バレンシアに加え、マドリード、バルセロナからも集まったスペイン人カメラマンから向けられるレンズを特段に気にする風でもなく、久保は談笑していた。
試合はマジョルカが2点を失う展開となった。そしてピッチの3分の2を影が覆い始めた79分、久保はピッチに立った。
ついに久保のデビュー戦を撮れる。それもアディショナルタイムだけの出場ではない。
とはいえ残された時間は10分強だ。久保はドリブルを仕掛けるのか、そもそもボールに触れる機会が巡ってくるのか。そしてポジションは右寄りで合っているのか。日向に位置している時の露出はどうするのか、ゴール前に入ってきたらここまで露出が落ちてしまう。
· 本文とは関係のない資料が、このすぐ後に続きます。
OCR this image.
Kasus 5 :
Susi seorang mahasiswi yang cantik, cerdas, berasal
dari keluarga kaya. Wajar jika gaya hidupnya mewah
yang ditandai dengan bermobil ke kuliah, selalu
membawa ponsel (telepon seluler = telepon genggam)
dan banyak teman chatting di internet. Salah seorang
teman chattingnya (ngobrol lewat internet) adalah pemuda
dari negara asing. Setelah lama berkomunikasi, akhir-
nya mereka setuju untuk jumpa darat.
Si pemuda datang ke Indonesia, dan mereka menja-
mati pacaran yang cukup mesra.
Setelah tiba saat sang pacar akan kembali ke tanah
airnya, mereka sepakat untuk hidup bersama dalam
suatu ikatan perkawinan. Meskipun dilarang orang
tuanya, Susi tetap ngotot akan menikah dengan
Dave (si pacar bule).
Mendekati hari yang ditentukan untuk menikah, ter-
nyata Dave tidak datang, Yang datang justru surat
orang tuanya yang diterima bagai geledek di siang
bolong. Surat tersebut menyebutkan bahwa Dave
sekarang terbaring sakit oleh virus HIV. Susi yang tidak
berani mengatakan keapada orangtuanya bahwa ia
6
約10分間で“特別な何か”を切り撮りたいこちらの焦りとは対照的に、望遠レンズ越しに見えるスペインの地でデビューを迎えた、18歳の表情はとても落ち着いていた。
わずかな時間は無情に過ぎた。久保は3度ほどドリブルを仕掛けたが、大きなチャンスを作り出すことはできず、チームもそのまま2-0で終了のホイッスルを聞くこととなった。久保は若干の落胆を表情に浮かべた後、カメラに背をむける形でピッチを後にした。
ボールの動かし方を指示していた。
ウォーミングアップから撮り始めた写真は900枚近くになっていた。
久保がピッチラインに立ってからピッチを去るまでの15分ほどで、274枚。
見返す写真の中には、2度あったバレンシアのキャプテンであるパレホとのマッチアップで、両方とも久保のファウルが取られた時のものがあった。スペイン代表でもあるパレホの一枚上手が見て取れた。
とはいえ、3部に所属するカスティージャにいたままではこのレベルの選手と相対することは有り得なく、この場面だけでも、1部のマジョルカへの移籍は有意義に感じる。
そしてそれ以上に驚いたのが、18歳という若さでデビューしたばかりのこの少年が、自分の欲しい所へボールを要求しているだけではなく、チームとしてのボールの動かし方を指示していることだった。